When people think of the movie Wall Street, what mostly comes to mind is Gordon Gekko's "Greed Is Good" speech. But the theme of the movie really emerges towards the end when Gekko (played by Michael Douglas) has manipulated Bud Fox (played by Charlie Sheen) into selling out the airline for which his father works. Angry and disillusioned, Fox storms into Gekko's office. Gekko points to a picture on the wall and notes that he purchased the picture for $60,000 10 years earlier and, he exclaims, it's now worth $600,000. He then goes on to say, "The illusion has become real. And the more real it becomes, the more desperately they want it." The movie was released in 1985. But Gekko's speech is very much of our moment. Today, many of us are Bud Fox. We're waking up from our illusions, angry and upset.
My expertise is in resolving conflict and I've written a lot about the importance of seeing all sides, giving up the need to right and distinguishing wants from needs in order to resolve conflicts. I still maintain those are the correct techniques for conflict resolution. But I've also written that there are times to be uncompromising and to adopt a take it or leave it position. This is one of those times. Compromise has become capitulation.

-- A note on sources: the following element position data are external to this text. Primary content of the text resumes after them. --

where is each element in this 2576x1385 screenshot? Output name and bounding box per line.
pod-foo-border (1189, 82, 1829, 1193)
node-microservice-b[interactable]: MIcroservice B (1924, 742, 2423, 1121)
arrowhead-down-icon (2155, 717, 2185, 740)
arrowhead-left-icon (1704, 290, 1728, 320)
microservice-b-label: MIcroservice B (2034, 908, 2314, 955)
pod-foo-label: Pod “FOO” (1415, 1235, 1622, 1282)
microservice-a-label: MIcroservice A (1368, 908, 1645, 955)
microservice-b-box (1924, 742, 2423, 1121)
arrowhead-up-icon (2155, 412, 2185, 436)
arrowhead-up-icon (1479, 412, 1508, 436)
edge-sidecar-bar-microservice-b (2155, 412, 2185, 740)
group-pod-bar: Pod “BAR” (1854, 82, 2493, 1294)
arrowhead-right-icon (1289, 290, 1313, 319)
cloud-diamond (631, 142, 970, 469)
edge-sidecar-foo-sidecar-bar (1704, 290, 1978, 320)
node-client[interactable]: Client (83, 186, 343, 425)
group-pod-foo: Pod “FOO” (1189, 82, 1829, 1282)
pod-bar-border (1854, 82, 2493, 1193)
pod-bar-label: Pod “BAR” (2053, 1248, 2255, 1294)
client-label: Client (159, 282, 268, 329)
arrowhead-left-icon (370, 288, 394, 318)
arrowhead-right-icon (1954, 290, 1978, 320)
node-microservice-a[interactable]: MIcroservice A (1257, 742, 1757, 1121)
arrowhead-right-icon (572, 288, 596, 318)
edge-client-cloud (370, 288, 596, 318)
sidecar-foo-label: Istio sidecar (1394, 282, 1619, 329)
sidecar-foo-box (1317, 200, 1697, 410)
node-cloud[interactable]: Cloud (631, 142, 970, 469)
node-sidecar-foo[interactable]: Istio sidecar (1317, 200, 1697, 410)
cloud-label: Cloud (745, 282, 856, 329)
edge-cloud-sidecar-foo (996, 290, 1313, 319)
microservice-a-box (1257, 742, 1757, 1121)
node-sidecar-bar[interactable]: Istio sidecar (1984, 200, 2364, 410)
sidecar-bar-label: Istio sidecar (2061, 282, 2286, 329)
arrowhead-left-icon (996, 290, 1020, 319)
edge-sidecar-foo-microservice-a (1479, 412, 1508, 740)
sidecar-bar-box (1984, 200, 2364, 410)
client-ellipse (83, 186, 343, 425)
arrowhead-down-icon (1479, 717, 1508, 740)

People will die today in our country due to a lack of healthcare insurance. People will go bankrupt today in our country due to a lack of healthcare insurance. People will be told today in our country that the insurance they thought they had, they don't. What kind of a nation have we become? I'll tell you. Every Sunday, the New York Times Magazine runs a column called "Consumed." I'm still waiting for the column called, "Citizen." The real question is what kind of a nation will we be?
Will we be citizens or merely consumers? The Buddha was once asked if he was a man, to which he responded, "No." "Are you a God," he was asked. Again, "No." "Then what are you?" "Awake," said the Buddha. It's time for us to wake up from our illusions and to confront the usefulness of our disillusion. Useful because, as the psychoanalyst Erich Fromm wrote in his book "To Have and To Be," "Knowing, then, begins with the shattering of illusions, with disillusionment." So now we know that much of what we thought was real was merely an illusion. In many cases, the stories we've been told were lies. The people we thought we could trust, we couldn't.
Those whose integrity we relied on have shown themselves to be utterly without it. This is an appeal to my fellow citizens for a return to integrity, morality and common decency.
During the 1970 Christmas season, John Lennon and Yoko Ono put up billboards all over the world proclaiming, "War is over. If we want it." Well, the age of illusions is over...if we want it. We have the power to make this a country of citizens and not merely consumers...if we want it.